BAB I
PENDAHULUAN
Perbuatan yang kita
lakukan haruslah dilandasi oleh Tauhid
yang kuat dan benar. Kita harus ingat bahwa semua perbuatan yang kita kerjakan
akan kembali kepada kita sendiri, baik dan buruknya perbuatan kita itu akan
mencerminkan balasan yang akan di terima kita. Maka berbuat baik menjadi sebuah
keniscayaan kita sebagai umat manusia
bukan hanya sebuah kewajiban yang diperintahkan oleh Allah melalui Rasul-Nya
akan tetapi sebagai wujud manipestasi akidah kita. Landasan yang kuat akan dapat menghasilkan yang baik dan
tepat. Manusia sebagai mahluk sosial yang selalu berhubungan dengan yang
lainnya, tidak akan lepas dari tatanan aturan kehidupan. Semua tatanan
kehidupan yang kita kerjakan harus didasarkan pada sebuah keyakinan yang diyakini
kebenrannya.
Manusia selalu mengharapkan yang baik
dan menguntungkan baik secara langsung maupun tidak langsung. Namun amal
perbuatan yang dilakukan oleh manusia itu sendiri harus disandarkan pada sebuah
keyakinan yang kokoh yang di sebut dengan akidah dan di topang oleh prilaku (ahlaq)yang
mulia. Karena semua perbuatan yang kita lakukan akan di perhitungkan oleh Allah
Dzat yang maha adil. Tidak akan ada yang terlewatkan sedikitpun.
BAB II
PEMBAHASAN
A.
Ketentuan Hisab
Manusia akan mengalami dua kali hidup dan dua kali mati.

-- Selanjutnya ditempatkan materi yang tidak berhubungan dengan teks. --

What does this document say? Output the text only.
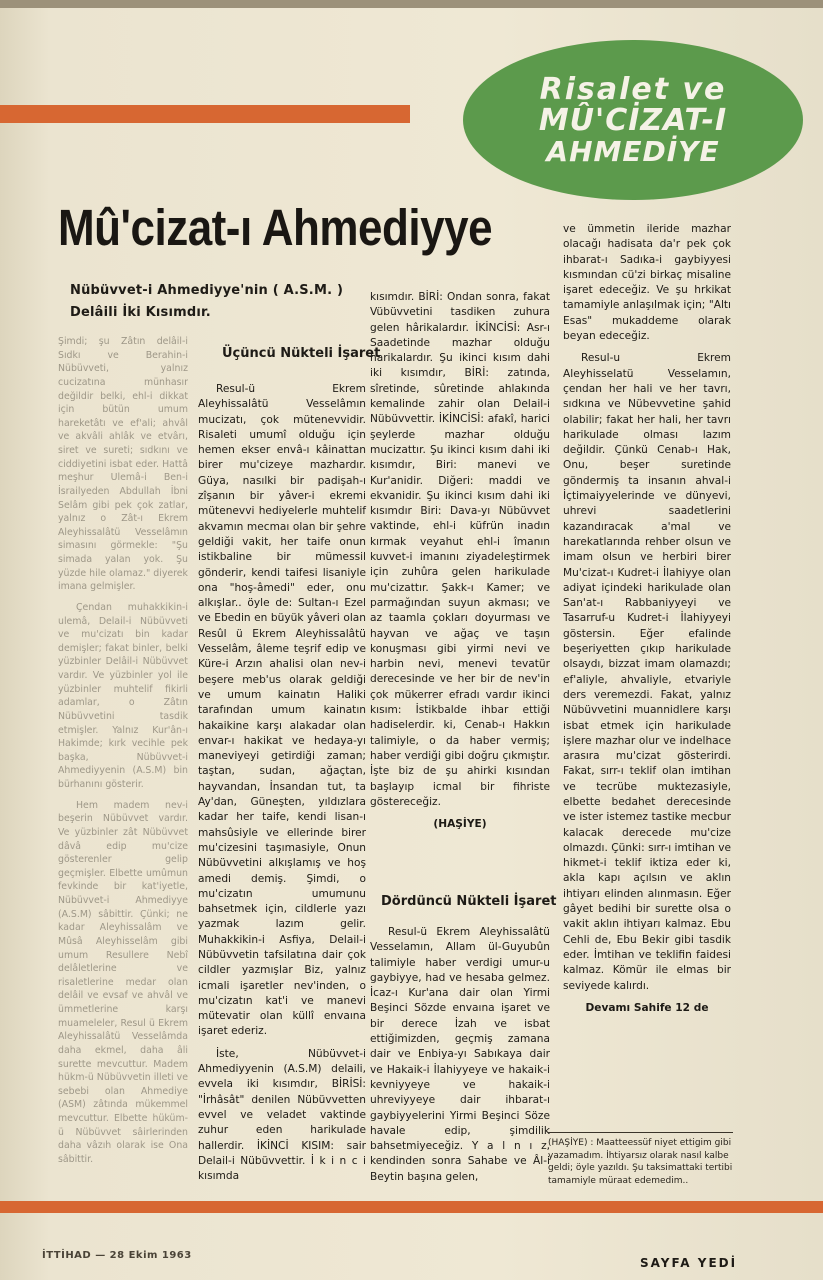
Risalet ve
MÛ'CİZAT-I
AHMEDİYE
Mû'cizat-ı Ahmediyye
Nübüvvet-i Ahmediyye'nin ( A.S.M. )
Delâili İki Kısımdır.

Şimdi; şu Zâtın delâil-i Sıdkı ve Berahin-i Nübüvveti, yalnız cucizatına münhasır değildir belki, ehl-i dikkat için bütün umum hareketâtı ve ef'ali; ahvâl ve akvâli ahlâk ve etvârı, siret ve sureti; sıdkını ve ciddiyetini isbat eder. Hattâ meşhur Ulemâ-i Ben-i İsrailyeden Abdullah İbni Selâm gibi pek çok zatlar, yalnız o Zât-ı Ekrem Aleyhissalâtü Vesselâmın simasını görmekle: "Şu simada yalan yok. Şu yüzde hile olamaz." diyerek imana gelmişler.

Çendan muhakkikin-i ulemâ, Delail-i Nübüvveti ve mu'cizatı bin kadar demişler; fakat binler, belki yüzbinler Delâil-i Nübüvvet vardır. Ve yüzbinler yol ile yüzbinler muhtelif fikirli adamlar, o Zâtın Nübüvvetini tasdik etmişler. Yalnız Kur'ân-ı Hakimde; kırk vecihle pek başka, Nübüvvet-i Ahmediyyenin (A.S.M) bin bürhanını gösterir.

Hem madem nev-i beşerin Nübüvvet vardır. Ve yüzbinler zât Nübüvvet dâvâ edip mu'cize gösterenler gelip geçmişler. Elbette umûmun fevkinde bir kat'iyetle, Nübüvvet-i Ahmediyye (A.S.M) sâbittir. Çünki; ne kadar Aleyhissalâm ve Mûsâ Aleyhisselâm gibi umum Resullere Nebî delâletlerine ve risaletlerine medar olan delâil ve evsaf ve ahvâl ve ümmetlerine karşı muameleler, Resul ü Ekrem Aleyhissalâtü Vesselâmda daha ekmel, daha âli surette mevcuttur. Madem hükm-ü Nübüvvetin illeti ve sebebi olan Ahmediye (ASM) zâtında mükemmel mevcuttur. Elbette hüküm-ü Nübüvvet sâirlerinden daha vâzıh olarak ise Ona sâbittir.

Üçüncü Nükteli İşaret

Resul-ü Ekrem Aleyhissalâtü Vesselâmın mucizatı, çok mütenevvidir. Risaleti umumî olduğu için hemen ekser envâ-ı kâinattan birer mu'cizeye mazhardır. Güya, nasılki bir padişah-ı zîşanın bir yâver-i ekremi mütenevvi hediyelerle muhtelif akvamın mecmaı olan bir şehre geldiği vakit, her taife onun istikbaline bir mümessil gönderir, kendi taifesi lisaniyle ona "hoş-âmedi" eder, onu alkışlar.. öyle de: Sultan-ı Ezel ve Ebedin en büyük yâveri olan Resûl ü Ekrem Aleyhissalâtü Vesselâm, âleme teşrif edip ve Küre-i Arzın ahalisi olan nev-i beşere meb'us olarak geldiği ve umum kainatın Haliki tarafından umum kainatın hakaikine karşı alakadar olan envar-ı hakikat ve hedaya-yı maneviyeyi getirdiği zaman; taştan, sudan, ağaçtan, hayvandan, İnsandan tut, ta Ay'dan, Güneşten, yıldızlara kadar her taife, kendi lisan-ı mahsûsiyle ve ellerinde birer mu'cizesini taşımasiyle, Onun Nübüvvetini alkışlamış ve hoş amedi demiş. Şimdi, o mu'cizatın umumunu bahsetmek için, cildlerle yazı yazmak lazım gelir. Muhakkikin-i Asfiya, Delail-i Nübüvvetin tafsilatına dair çok cildler yazmışlar Biz, yalnız icmali işaretler nev'inden, o mu'cizatın kat'i ve manevi mütevatir olan küllî envaına işaret ederiz.

İste, Nübüvvet-i Ahmediyyenin (A.S.M) delaili, evvela iki kısımdır, BİRİSİ: "İrhâsât" denilen Nübüvvetten evvel ve veladet vaktinde zuhur eden harikulade hallerdir. İKİNCİ KISIM: sair Delail-i Nübüvvettir. İ k i n c i kısımda

kısımdır. BİRİ: Ondan sonra, fakat Vübüvvetini tasdiken zuhura gelen hârikalardır. İKİNCİSİ: Asr-ı Saadetinde mazhar olduğu harikalardır. Şu ikinci kısım dahi iki kısımdır, BİRİ: zatında, sîretinde, sûretinde ahlakında kemalinde zahir olan Delail-i Nübüvvettir. İKİNCİSİ: afakî, harici şeylerde mazhar olduğu mucizattır. Şu ikinci kısım dahi iki kısımdır, Biri: manevi ve Kur'anidir. Diğeri: maddi ve ekvanidir. Şu ikinci kısım dahi iki kısımdır Biri: Dava-yı Nübüvvet vaktinde, ehl-i küfrün inadın kırmak veyahut ehl-i îmanın kuvvet-i imanını ziyadeleştirmek için zuhûra gelen harikulade mu'cizattır. Şakk-ı Kamer; ve parmağından suyun akması; ve az taamla çokları doyurması ve hayvan ve ağaç ve taşın konuşması gibi yirmi nevi ve harbin nevi, menevi tevatür derecesinde ve her bir de nev'in çok mükerrer efradı vardır ikinci kısım: İstikbalde ihbar ettiği hadiselerdir. ki, Cenab-ı Hakkın talimiyle, o da haber vermiş; haber verdiği gibi doğru çıkmıştır. İşte biz de şu ahirki kısından başlayıp icmal bir fihriste göstereceğiz.

(HAŞİYE)
Dördüncü Nükteli İşaret

Resul-ü Ekrem Aleyhissalâtü Vesselamın, Allam ül-Guyubûn talimiyle haber verdigi umur-u gaybiyye, had ve hesaba gelmez. İcaz-ı Kur'ana dair olan Yirmi Beşinci Sözde envaına işaret ve bir derece İzah ve isbat ettiğimizden, geçmiş zamana dair ve Enbiya-yı Sabıkaya dair ve Hakaik-i İlahiyyeye ve hakaik-i kevniyyeye ve hakaik-i uhreviyyeye dair ihbarat-ı gaybiyyelerini Yirmi Beşinci Söze havale edip, şimdilik bahsetmiyeceğiz. Y a l n ı z, kendinden sonra Sahabe ve Âl-i Beytin başına gelen,

ve ümmetin ileride mazhar olacağı hadisata da'r pek çok ihbarat-ı Sadıka-i gaybiyyesi kısmından cü'zi birkaç misaline işaret edeceğiz. Ve şu hrkikat tamamiyle anlaşılmak için; "Altı Esas" mukaddeme olarak beyan edeceğiz.

Resul-u Ekrem Aleyhisselatü Vesselamın, çendan her hali ve her tavrı, sıdkına ve Nübevvetine şahid olabilir; fakat her hali, her tavrı harikulade olması lazım değildir. Çünkü Cenab-ı Hak, Onu, beşer suretinde göndermiş ta insanın ahval-i İçtimaiyyelerinde ve dünyevi, uhrevi saadetlerini kazandıracak a'mal ve harekatlarında rehber olsun ve imam olsun ve herbiri birer Mu'cizat-ı Kudret-i İlahiyye olan adiyat içindeki harikulade olan San'at-ı Rabbaniyyeyi ve Tasarruf-u Kudret-i İlahiyyeyi göstersin. Eğer efalinde beşeriyetten çıkıp harikulade olsaydı, bizzat imam olamazdı; ef'aliyle, ahvaliyle, etvariyle ders veremezdi. Fakat, yalnız Nübüvvetini muannidlere karşı isbat etmek için harikulade işlere mazhar olur ve indelhace arasıra mu'cizat gösterirdi. Fakat, sırr-ı teklif olan imtihan ve tecrübe muktezasiyle, elbette bedahet derecesinde ve ister istemez tastike mecbur kalacak derecede mu'cize olmazdı. Çünki: sırr-ı imtihan ve hikmet-i teklif iktiza eder ki, akla kapı açılsın ve aklın ihtiyarı elinden alınmasın. Eğer gâyet bedihi bir surette olsa o vakit aklın ihtiyarı kalmaz. Ebu Cehli de, Ebu Bekir gibi tasdik eder. İmtihan ve teklifin faidesi kalmaz. Kömür ile elmas bir seviyede kalırdı.

Devamı Sahife 12 de
(HAŞİYE) : Maatteessüf niyet ettigim gibi yazamadım. İhtiyarsız olarak nasıl kalbe geldi; öyle yazıldı. Şu taksimattaki tertibi tamamiyle müraat edemedim..
İTTİHAD — 28 Ekim 1963
SAYFA YEDİ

Mati yang pertama adalah sebelum kita hidup di dunia ini. Sedangkan kematian
kedua adalah setelah kita hidup di dunia ini. Hidup yang pertama adalah
kehidupan kita di dunia ini. Dan kehidupan yang kedua adalah setelah kematian
kita dari kehidupan dunia ini. Kehidupan yang pertama adalah masa untuk menanam
amal shaleh. Kehidupan kedua adalah untuk menerima balasan dari kehidupan
pertama.
Sekarang adalah masa menanam amal shaleh untuk mati
nanti. Orang kafir, menganggap hari ini adalah masa menanam. Nasib hari akhir
nanti tergantung kepada tanaman hari ini. Orang yang tidak meyakini hari akhir
tidak akan beramal, maka ia tidak berbuat apa-apa. Maka nanti di
akhirat orang kafir terbelalak karena tidak mempunyai amal apa-apa. Maka tempat
kembalinya adalah ke nereaka. Surga dan nereka adalah tempat kehidupan manusia
yang kedua.
Ada beberapa kriteria manusia dalam memasuki neraka dan
surga.Ada orang yang sudah dijamin surga dan mereka sudah
diumumkan di dunia ini. Orang-orang ini diantaranya adalah sepuluh sahabat yang
dijamin masuk sorga oleh Rasululläh shallallähu ‘alaihi wa sallam. Mereka ialah
Abu Bakar radhiya alläh ‘anh, Umar bin Khatab radhiya alläh ‘anh, Utsman bin
Affan radhiya alläh ‘anh, Ali bin Abi Thalib radhiya alläh ‘anh, Thalhah
radhiya alläh ‘anh, Zubair bin ‘Awwan radhiya alläh ‘anh, Sa’ad bin Malik
radhiya alläh ‘anh, ‘Abdurrahman bin ‘Auf radhiya alläh ‘anh, dan Sa’id bin
Zaid radhiya alläh ‘anh.
Manakala ada yang sudah di jamin untuk masuk surga, di
sisi lain ada yang sudah pasti masuk neraka. Diantaranya adalah Abu Lahab.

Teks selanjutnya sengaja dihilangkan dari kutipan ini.